I was talking with a Gallery owner recently about different people’s experiences with painting classes and in particular, the teachers. Personally, I’ve had some doozies!

She told me of some artists she knew who had recently attended classes held by a well known and very accomplished artist. The knowledge to be gained from this senior artist was probably quite valuable, unfortunately his teaching style meant that the students had come away with a negative experience.

What he had done was insist on a certain discipline of style within the painting class and was inflexible in that. Instead of allowing each participant to take the knowledge he had to offer and then help them to build these new skills into their own working methods, he had insisted they just do exactly what he did with no variation. These people are mature adults with free will. You don’t have to be a professor of pedagogy to work out that for some at least, this would instantly create detachment from the work, resistance to the information being presented coupled with resentment to the teacher and disappointment in the experience!

No wonder people came away feeling like their joy in painting and development as an artist had been stifled. There was no room left for them to express themselves or assimilate new knowledge within their own methods and levels of understanding.

We all learn differently. I believe that anyone who has spent some time as an adult studying or practising a skill has probably already worked out the way that they best learn and are most comfortable with. I certainly have. That doesn’t mean that I am inflexible. If someone I respect for their ability suggests that I try something new that might fit with what I am doing and they can help me achieve a step forward that I would not have made so easily by myself, then I sure am going to give that a go, whether it works for me or not. Whichever way it turns out, that will be one piece of the grey area of my subject knowledge that I will understand better, whether I adopt that particular process or not. The point is, I, as more than likely do you, don’t need to be hog tied into a learning approach – we know our own way. Teaching painting should be about instruction and guidance, not a boot camp!

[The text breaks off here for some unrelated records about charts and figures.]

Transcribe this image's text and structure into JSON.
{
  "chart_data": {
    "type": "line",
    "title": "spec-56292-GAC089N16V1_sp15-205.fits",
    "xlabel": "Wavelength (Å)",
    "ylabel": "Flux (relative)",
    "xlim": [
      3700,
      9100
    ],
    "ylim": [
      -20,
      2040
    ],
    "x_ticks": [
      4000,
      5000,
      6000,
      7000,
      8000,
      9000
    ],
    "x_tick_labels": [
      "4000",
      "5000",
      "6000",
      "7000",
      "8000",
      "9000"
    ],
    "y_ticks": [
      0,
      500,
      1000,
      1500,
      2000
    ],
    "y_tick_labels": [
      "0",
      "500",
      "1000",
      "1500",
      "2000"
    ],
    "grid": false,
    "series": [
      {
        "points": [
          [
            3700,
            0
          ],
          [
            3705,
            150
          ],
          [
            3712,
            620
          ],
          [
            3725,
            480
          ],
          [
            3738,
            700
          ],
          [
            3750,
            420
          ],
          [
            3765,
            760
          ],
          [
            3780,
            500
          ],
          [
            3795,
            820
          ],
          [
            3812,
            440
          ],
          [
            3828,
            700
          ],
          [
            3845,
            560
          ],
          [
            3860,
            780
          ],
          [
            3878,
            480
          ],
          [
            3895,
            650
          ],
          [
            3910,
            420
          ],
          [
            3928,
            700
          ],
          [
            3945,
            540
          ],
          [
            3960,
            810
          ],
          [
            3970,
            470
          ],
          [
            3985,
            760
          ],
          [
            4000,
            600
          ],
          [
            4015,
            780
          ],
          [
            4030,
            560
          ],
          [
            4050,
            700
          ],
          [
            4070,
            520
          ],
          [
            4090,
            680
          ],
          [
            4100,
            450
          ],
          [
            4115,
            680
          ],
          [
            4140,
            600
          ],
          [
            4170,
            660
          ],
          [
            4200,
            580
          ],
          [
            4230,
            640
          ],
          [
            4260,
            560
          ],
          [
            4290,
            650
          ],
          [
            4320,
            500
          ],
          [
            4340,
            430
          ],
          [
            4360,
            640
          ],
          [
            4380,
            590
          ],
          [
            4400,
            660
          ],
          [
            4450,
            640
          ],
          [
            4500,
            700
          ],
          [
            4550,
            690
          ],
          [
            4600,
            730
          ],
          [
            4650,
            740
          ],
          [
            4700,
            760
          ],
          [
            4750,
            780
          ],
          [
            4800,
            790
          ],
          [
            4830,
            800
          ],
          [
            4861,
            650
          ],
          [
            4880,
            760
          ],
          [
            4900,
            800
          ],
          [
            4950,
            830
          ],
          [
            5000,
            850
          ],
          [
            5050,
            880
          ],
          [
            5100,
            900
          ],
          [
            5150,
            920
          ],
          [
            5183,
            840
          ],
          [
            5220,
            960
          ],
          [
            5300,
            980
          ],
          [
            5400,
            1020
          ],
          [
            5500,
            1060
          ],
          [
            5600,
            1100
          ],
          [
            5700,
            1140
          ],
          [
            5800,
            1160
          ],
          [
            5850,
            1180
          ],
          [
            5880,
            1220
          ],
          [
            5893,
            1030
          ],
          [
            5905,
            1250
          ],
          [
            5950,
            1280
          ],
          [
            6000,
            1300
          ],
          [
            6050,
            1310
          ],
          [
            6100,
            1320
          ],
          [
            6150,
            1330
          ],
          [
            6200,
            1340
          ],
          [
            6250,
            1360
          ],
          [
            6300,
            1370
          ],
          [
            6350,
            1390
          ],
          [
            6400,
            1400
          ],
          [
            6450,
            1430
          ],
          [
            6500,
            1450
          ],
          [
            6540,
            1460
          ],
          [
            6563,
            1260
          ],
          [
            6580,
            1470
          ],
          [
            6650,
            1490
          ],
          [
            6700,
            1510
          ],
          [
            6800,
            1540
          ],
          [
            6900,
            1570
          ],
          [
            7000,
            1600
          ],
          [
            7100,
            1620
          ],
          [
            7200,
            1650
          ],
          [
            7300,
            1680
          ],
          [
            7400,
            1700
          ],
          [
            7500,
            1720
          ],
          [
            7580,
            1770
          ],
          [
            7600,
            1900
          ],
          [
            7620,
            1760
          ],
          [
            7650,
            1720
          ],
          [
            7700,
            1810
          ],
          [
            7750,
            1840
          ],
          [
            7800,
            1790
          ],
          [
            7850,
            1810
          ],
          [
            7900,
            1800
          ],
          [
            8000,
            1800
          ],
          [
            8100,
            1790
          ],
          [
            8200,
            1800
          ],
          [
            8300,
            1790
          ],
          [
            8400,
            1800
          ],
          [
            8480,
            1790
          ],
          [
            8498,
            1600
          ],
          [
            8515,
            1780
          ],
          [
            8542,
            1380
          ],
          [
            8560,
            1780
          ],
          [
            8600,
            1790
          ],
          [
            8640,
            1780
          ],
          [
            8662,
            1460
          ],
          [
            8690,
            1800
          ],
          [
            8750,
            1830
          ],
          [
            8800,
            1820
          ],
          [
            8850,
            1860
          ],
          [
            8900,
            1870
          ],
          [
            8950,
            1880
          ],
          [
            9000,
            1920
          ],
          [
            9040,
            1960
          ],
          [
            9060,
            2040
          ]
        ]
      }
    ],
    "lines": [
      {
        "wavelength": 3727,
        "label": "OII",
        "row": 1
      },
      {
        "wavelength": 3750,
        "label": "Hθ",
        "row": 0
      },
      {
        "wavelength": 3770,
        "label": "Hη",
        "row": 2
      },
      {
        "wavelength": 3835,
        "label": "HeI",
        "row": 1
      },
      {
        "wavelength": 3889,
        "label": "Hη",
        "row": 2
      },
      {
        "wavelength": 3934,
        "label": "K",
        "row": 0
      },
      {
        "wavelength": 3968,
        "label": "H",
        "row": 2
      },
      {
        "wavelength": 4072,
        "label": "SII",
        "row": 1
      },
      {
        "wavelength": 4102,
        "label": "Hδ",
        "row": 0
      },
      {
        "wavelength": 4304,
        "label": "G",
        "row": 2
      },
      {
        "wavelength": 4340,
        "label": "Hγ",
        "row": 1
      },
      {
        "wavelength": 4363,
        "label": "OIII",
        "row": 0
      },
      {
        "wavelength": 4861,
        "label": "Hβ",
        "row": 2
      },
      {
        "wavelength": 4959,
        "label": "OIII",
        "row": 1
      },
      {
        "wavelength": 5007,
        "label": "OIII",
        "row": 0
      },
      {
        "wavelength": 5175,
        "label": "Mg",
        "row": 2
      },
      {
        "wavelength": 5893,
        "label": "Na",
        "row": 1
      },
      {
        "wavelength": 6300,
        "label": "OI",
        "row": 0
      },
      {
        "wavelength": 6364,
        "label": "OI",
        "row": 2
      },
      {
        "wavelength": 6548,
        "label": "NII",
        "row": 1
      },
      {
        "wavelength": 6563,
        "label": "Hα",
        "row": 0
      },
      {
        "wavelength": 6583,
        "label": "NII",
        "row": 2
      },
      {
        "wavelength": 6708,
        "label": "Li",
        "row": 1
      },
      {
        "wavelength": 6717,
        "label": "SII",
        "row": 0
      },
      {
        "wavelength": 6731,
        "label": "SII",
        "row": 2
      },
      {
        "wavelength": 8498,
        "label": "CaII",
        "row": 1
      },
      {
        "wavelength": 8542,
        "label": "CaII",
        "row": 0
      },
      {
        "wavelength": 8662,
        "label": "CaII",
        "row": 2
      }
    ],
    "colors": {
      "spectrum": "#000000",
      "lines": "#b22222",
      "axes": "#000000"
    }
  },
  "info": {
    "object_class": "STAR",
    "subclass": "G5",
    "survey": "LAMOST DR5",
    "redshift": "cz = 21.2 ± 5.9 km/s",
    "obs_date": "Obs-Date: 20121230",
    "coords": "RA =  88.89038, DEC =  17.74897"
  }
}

The teacher should be able to show you things in painting that you may have never seen before – some may turn out to be the keys to unlock doors you have been banging on for quite some time. Other things may only be of academic interest to you with no real ‘fit’ into your style or methods. It is not up to the teacher to force you to adopt everything they show you or do themselves. That’s their unique way of doing things – the sum of all their experiences and understanding up to the present time expressed as best they can through the filter of their personal aesthetic and painterly vision. You are quite different, following your own path and expressing your own painterly vision! The job as teacher should be to help you take on those things that you choose as valuable, to take you further along that path, where you want to go.

The odd time I have had a ‘teacher’ insist I do something exactly their way and abandon my usual practice, especially when I know that I don’t like the process or the end result and the method is completely strange to me, what was my reaction? I hated it! I don’t like floundering. I don’t like being separated from the body of understanding in my craft that I have spent years learning. I want to add to it, not be divorced from it!

One more point that came up in this conversation; Some teachers take the brush and make marks on the student’s work. I have had that happen in the past to me. I know from the way I felt and from talking to others that for many, even beginning students, a painting during creation is precious to the artist and having another hand alter it without invitation is akin to invading an intimacy. There is a sense of loss. Teachers – please don’t do that!

Other ‘joys’ I have personally experienced as an art student in the past include:

  • The painting teacher that didn’t teach, insisting that any guidance on their part would amount to “interference in my development” (a good way to hide an absence of general painting knowledge)
  • The painting teacher who, as a sculptor, had never picked up a brush in their lives. I didn’t find out about that until I’d already paid in advance and was halfway through the course.
  • The drawing teacher who couldn’t draw. Their argument – “but who needs to be able to draw? That’s so unnecessary in contemporary practice!”)
  • The painting teacher who declared “skills are limiting” as part of his encouragement to us to actively not learn anything about the craft of our arts practice in case it hindered our creativity
  • There are probably more if I think about it but now I’m just getting angry . . .

On a brighter note, I’ve had a few stand-out teachers who somehow put up with my crazy desires to actually learn stuff and get better at my craft. From them I learned invaluable skills, thank you.

I would love to hear some of the horror stories from others, that I know you must have experienced. If you have an interesting story regarding painting classes and teachers, please let me know.

So from the other side of the fence, If you don’t come out of one of my workshops or classes feeling like you have had a truly positive, enjoyable, learning and growth experience as a painter, I will be sorely disappointed.